Michael Crick | 19:07 UK time, Wednesday, 20 May 2009

The ban announced today on MPs claiming Commons expenses to buy furniture for their second home may have the unintentional effect of discrimination on the grounds of wealth.

Poorer MPs will now be much more obliged to rent furnished accommodation, since if they choose to buy a second home they'll have to buy the furniture themselves, an option which wealthier MPs might well be able to afford.

Still, it does bring a whole new meaning to that snobbish jibe against Michael Heseltine, once made by the former Conservative chief whip Michael Jopling as a sign of Heseltine's lower social status (rather than coming from a long-standing aristocratic background).

Jopling, according to Alan Clarke's diary, famously said: "The trouble with Michael is that he had to buy all his furniture."

Comments

  • Comment number 1.

    The reason our country is in such a poor state is that we are now led and run by people with no idea about real life.

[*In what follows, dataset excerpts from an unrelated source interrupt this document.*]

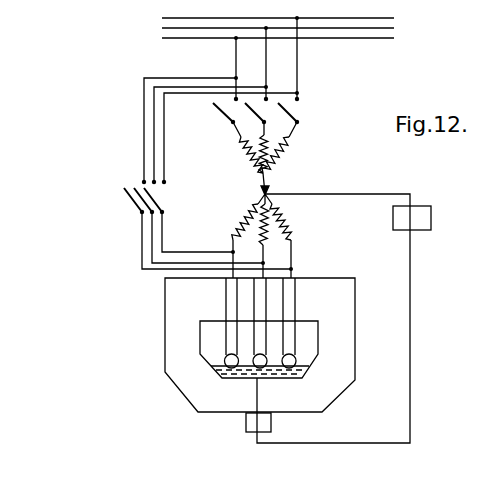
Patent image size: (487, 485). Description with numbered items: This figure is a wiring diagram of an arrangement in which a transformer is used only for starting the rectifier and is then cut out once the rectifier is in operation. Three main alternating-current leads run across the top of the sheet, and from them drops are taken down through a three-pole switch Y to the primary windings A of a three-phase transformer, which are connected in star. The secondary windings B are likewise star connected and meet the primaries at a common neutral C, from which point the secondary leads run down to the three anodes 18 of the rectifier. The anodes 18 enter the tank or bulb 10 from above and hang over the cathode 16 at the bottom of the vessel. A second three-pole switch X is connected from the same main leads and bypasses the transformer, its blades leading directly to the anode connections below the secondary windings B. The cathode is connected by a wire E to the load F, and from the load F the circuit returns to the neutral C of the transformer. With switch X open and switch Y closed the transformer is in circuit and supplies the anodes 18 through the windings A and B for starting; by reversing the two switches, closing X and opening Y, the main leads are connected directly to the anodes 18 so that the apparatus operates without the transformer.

The furnace 10 is at (165, 353).
The crucible / hearth 16 is at (319, 341).
The electrodes 18 is at (293, 302).
The primary windings A is at (244, 157).
The secondary windings B is at (246, 219).
The neutral C is at (268, 188).
The wire E is at (349, 441).
The load F is at (438, 216).
The switch X is at (133, 203).
The switch Y is at (297, 121).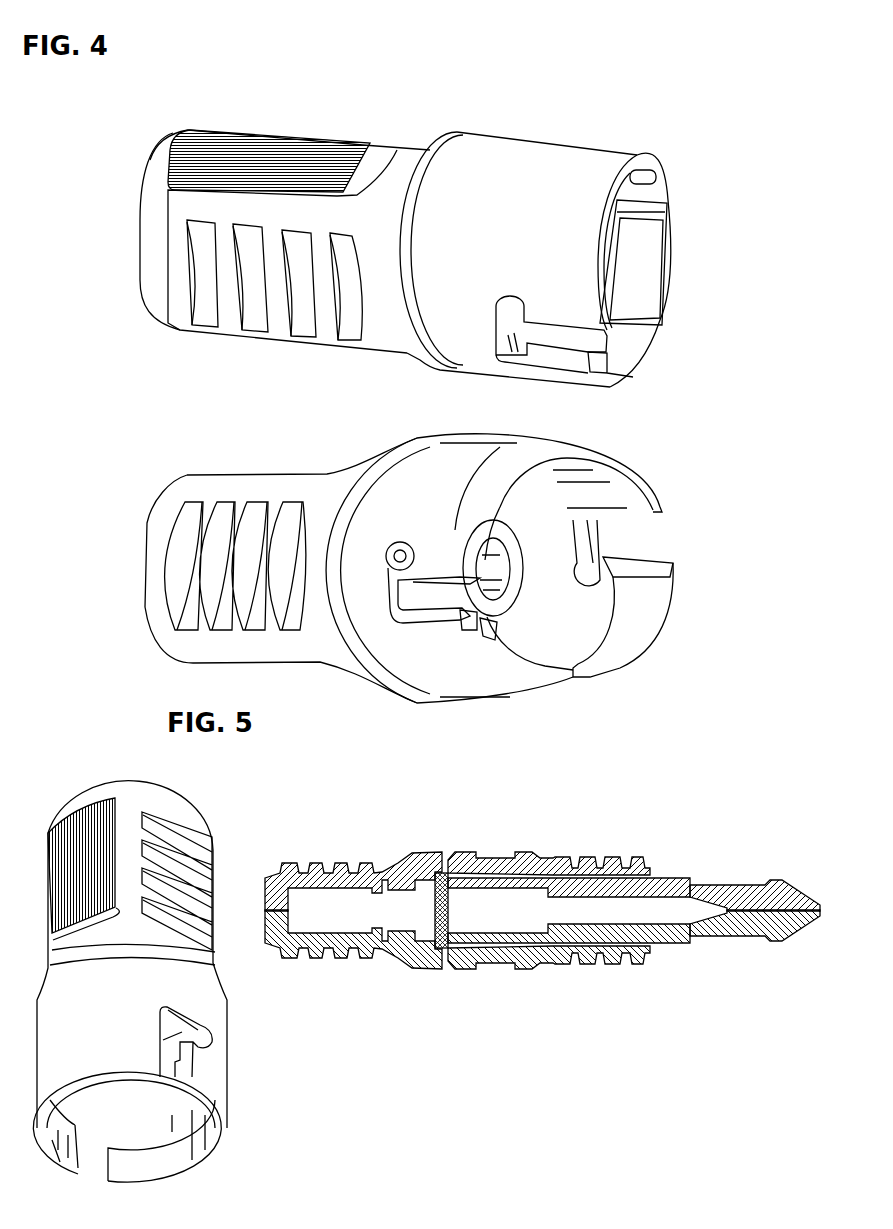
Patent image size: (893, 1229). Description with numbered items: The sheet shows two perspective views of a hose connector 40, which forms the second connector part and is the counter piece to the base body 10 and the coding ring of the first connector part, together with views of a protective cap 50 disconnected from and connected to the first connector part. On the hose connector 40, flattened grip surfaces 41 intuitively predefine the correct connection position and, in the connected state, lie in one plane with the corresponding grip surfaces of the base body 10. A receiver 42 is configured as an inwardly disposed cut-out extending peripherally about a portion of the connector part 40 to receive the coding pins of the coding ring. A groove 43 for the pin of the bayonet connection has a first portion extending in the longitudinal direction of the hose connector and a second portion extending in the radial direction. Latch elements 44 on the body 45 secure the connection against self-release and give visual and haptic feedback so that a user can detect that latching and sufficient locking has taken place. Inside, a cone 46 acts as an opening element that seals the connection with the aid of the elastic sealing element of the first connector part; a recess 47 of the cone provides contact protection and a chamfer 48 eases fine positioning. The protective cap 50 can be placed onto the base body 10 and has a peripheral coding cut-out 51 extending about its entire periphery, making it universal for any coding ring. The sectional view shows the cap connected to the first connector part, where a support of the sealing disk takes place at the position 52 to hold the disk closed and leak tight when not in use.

In FIG. 4, the hose connector 40 is at (118, 163).
In FIG. 4, the grip surfaces 41 is at (283, 152).
In FIG. 4, the receiver 42 is at (650, 278).
In FIG. 4, the groove 43 is at (582, 340).
In FIG. 4, the latch elements 44 is at (520, 337).
In FIG. 4, the cylindrical body 45 is at (422, 317).
In FIG. 4, the cone 46 is at (503, 593).
In FIG. 4, the recess 47 is at (517, 617).
In FIG. 4, the chamfer 48 is at (473, 633).
In FIG. 5, the protective cap 50 is at (88, 788).
In FIG. 5, the peripheral coding cut-out 51 is at (145, 1157).
In FIG. 5, the position 52 is at (424, 918).
In FIG. 5, the base body 10 is at (645, 852).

    There are still far too many people in the Commons and most of the Lords who are like Jopling and Clarke.

  • Comment number 2.

    Does Michael really think someone with a salary of £64766 can ever be described as poor?

  • Comment number 3.

    I'm getting confused by all this flipping of properties. Surely the maid offence here is that at least three cabinet ministers have taken advantage of the finance available to them as officers of the Crown for personal profit. Isn't that treason? In any case, to use any public office for personal profit is an offence isn't it?
    Also, if Ms Blears profit was £45000, then £13000 is not going to be a great pain.

  • Comment number 4.

    Funny thing: social class.

    Hesseltine wears a Guards tie as he was a second lieutentant doing National Service for two weeks before there was a by-election.

    I had two great uncles and a cousin who were all Sergeant-Majors in the Guards so presumably, not being the officer class, we are not as posh as Michael.

    Yet we have some valuable family heirlooms in our furniture: one set nearly two hundred years old. No wonder I have always looked down my nose at Mr Hesseltine.